Synthesia wants to take over your next job interview. And your training. And your company’s internal comms. Not with a human, but with a talking video bot that doesn’t get tired or forget lines.
The London-based startup builds digital people (video avatars) that speak from scripts. Clients type text, and the avatar delivers it. That’s old news.
Now, Synthesia is building something bigger. Not just script readers. These new avatars can answer questions. Real back-and-forth. First target? Sales training. Then comes recruitment and internal HR work.
To build it, Synthesia pulled in $200 million in new funding. The company is now valued at $4 billion. The lead investor was GV, the venture fund owned by Alphabet. Others in the round include Nvidia, Accel, Hedosophia, and Evantic Capital.
Employees also got a tender offer.
This new round almost doubles the startup’s valuation from last year. The CEO, Victor Riparbelli, said the new agents help companies train staff better and faster. “We’re providing one part of the solution today,” Victor said. “The problem is that the other part—the role-playing, the coaching, the feedback—has to be done by humans.”
The funding helps Synthesia push further into enterprise use.
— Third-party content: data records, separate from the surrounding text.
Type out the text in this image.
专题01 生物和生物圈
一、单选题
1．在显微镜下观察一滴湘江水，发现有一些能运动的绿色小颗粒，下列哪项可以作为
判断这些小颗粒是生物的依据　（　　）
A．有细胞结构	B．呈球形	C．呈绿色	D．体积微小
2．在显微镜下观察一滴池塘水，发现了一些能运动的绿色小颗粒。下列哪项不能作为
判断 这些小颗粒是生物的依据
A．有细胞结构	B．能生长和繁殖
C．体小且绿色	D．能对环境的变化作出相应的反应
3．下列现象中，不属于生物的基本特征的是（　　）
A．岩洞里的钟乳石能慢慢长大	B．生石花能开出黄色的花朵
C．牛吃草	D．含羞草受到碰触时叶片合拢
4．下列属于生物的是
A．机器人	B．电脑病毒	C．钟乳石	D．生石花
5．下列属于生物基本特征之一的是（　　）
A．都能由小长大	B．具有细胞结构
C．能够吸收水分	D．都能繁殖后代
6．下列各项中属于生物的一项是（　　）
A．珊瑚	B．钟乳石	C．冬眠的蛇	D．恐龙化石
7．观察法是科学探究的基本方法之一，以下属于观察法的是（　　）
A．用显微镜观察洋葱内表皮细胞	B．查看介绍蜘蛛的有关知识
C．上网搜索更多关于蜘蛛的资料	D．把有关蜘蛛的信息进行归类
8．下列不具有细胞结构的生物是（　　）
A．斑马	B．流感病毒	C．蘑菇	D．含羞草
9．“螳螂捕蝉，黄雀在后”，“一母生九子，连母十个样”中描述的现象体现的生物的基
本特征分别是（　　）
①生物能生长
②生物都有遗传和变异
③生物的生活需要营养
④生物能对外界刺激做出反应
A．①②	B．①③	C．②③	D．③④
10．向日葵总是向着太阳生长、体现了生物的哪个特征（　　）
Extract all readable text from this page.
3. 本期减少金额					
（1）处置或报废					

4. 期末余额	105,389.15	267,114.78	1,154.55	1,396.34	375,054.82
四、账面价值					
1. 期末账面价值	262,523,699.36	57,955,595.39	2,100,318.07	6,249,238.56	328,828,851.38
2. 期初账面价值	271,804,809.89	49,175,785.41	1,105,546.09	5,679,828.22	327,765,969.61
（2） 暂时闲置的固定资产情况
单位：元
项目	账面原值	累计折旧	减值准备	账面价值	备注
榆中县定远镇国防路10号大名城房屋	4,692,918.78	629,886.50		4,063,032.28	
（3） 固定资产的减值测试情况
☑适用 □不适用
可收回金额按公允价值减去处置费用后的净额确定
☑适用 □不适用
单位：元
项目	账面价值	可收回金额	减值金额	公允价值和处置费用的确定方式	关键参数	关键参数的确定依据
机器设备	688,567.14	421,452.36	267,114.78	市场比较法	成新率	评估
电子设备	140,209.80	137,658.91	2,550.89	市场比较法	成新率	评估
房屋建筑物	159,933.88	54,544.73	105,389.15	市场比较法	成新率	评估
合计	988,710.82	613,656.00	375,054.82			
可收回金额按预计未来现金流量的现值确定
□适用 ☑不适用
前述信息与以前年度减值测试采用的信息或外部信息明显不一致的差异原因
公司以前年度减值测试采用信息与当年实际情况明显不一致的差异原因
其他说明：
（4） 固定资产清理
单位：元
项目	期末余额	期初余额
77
Public investors are watching closely. Generative AI is hot, but not many companies in the space are making real business sales. Profits? Even fewer. Video AI costs a lot to run. Big tech players are circling.
Last year, Adobe held talks to buy Synthesia for $3 billion, reported The Information. Victor had already spoken about some of their fundraising goals at the time.
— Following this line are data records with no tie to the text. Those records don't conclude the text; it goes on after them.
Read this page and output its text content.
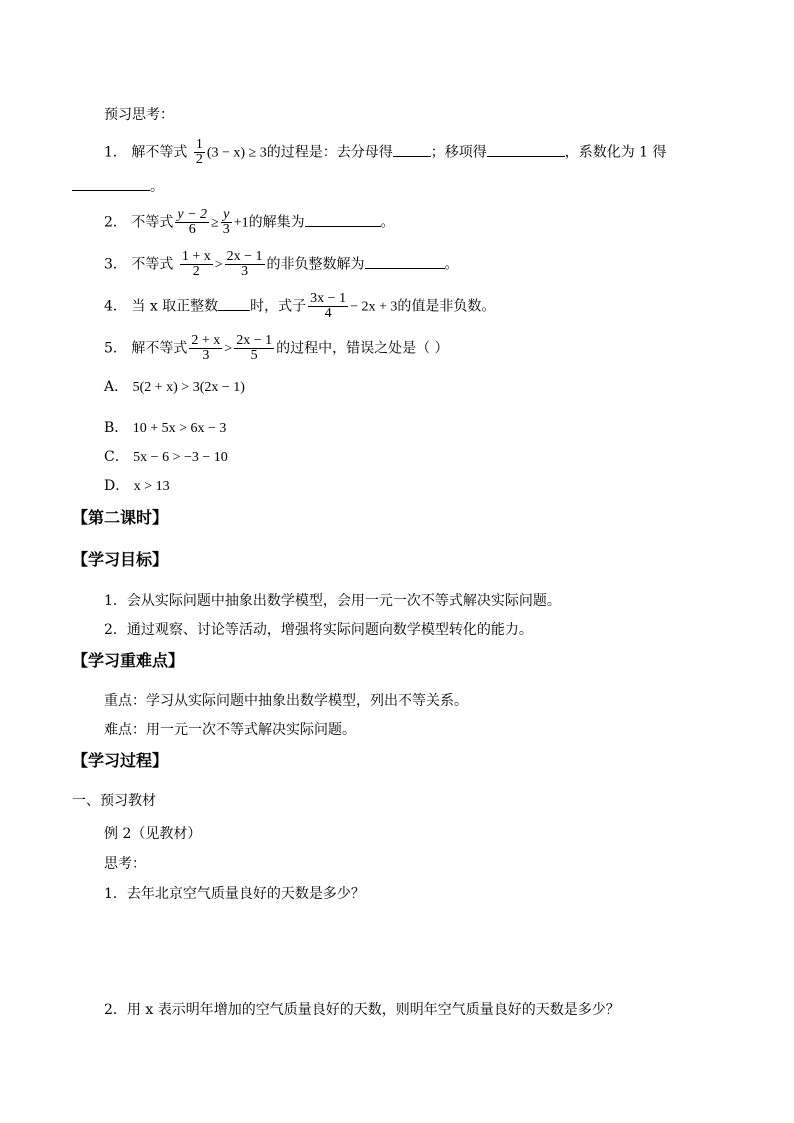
预习思考：
1． 解不等式 $\frac{1}{2} (3 - x) \ge 3$的过程是：去分母得	；移项得	，系数化为 1 得
。
2． 不等式 $\frac{y - 2}{6} \ge \frac{y}{3} +1$的解集为	。
3． 不等式 $\frac{1 + x}{2} > \frac{2x - 1}{3}$ 的非负整数解为	。
4． 当 x 取正整数 时，式子 $\frac{3x - 1}{4} - 2x + 3$的值是非负数。
5． 解不等式 $\frac{2 + x}{3} > \frac{2x - 1}{5}$ 的过程中，错误之处是（ ）
A． 5(2 + x) > 3(2x − 1)
B． 10 + 5x > 6x − 3
C． 5x − 6 > −3 − 10
D． x > 13
【第二课时】
【学习目标】
1．会从实际问题中抽象出数学模型，会用一元一次不等式解决实际问题。
2．通过观察、讨论等活动，增强将实际问题向数学模型转化的能力。
【学习重难点】
重点：学习从实际问题中抽象出数学模型，列出不等关系。
难点：用一元一次不等式解决实际问题。
【学习过程】
一、预习教材
例 2（见教材）
思考：
1．去年北京空气质量良好的天数是多少？
2．用 x 表示明年增加的空气质量良好的天数，则明年空气质量良好的天数是多少？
Synthesia was launched in 2017 by Victor and three researchers. They were trying to find a product that worked. That changed when ChatGPT came out.
Suddenly, the team could plug chatbot tech into avatars. Now those avatars could talk like real people. Multiple languages. Uses? Training, internal videos, marketing.
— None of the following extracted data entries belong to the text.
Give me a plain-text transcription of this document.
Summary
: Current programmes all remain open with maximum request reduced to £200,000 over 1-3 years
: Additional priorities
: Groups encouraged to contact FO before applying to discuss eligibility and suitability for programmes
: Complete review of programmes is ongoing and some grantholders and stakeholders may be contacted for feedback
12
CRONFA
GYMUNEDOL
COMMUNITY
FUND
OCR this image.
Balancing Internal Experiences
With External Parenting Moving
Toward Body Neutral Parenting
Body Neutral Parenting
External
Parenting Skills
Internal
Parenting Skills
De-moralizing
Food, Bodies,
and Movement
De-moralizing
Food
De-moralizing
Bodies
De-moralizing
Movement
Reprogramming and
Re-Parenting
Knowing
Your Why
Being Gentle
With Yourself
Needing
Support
The original plan was to create consumer content. Ads. Even movies. In 2024, they made an avatar commercial using Lionel Messi. That’s over now. Victor said they dropped that idea.
Too messy. Too unstable. “If it competes in a newsfeed, that’s not something we want to do,” he said. “A lot of our competitors have gone bust because they tried to tackle these use cases.”
They switched to internal corporate work. And it’s paying off. In April, Synthesia hit $100 million in annual recurring revenue. That number is now “significantly higher,” Victor said, without giving the current figure.
They’re already working with Microsoft, UBS, and Ford. Vidu Shanmugarajah, a general partner at GV, said Synthesia is growing faster than most of the other startups GV has backed. “They’re solving a real problem,” Vidu said.
Synthesia isn’t doing much business in Silicon Valley. Their biggest customers are in financial services, retail, and healthcare. The team has been testing the new talking avatars for four months.
In one demo, the bot answered questions about sales training. The voice worked. The look was close to real. It missed a few questions and needed to hear them again. The company blamed it on weak Wi-Fi.
Prices for the current avatars vary by how much a company uses them. Prices for the new system are not yet final. Victor also said he practiced with a bot made just for handling interviews before talking to the press.
Last year, Synthesia raised $180 million at a $2.1 billion valuation. The new price makes it one of the top AI startups in the UK. Others in the same group include Wayve and ElevenLabs. But it’s still cheaper than the massive names like OpenAI.
Victor said they could have taken offers with higher valuations, but he wanted something closer to real public company standards.
“Maybe you look cooler because you have a higher valuation,” Victor said. “I would rather have a business that I feel good about.” He added that because they’re putting money into growth and building tech, Synthesia is not profitable yet.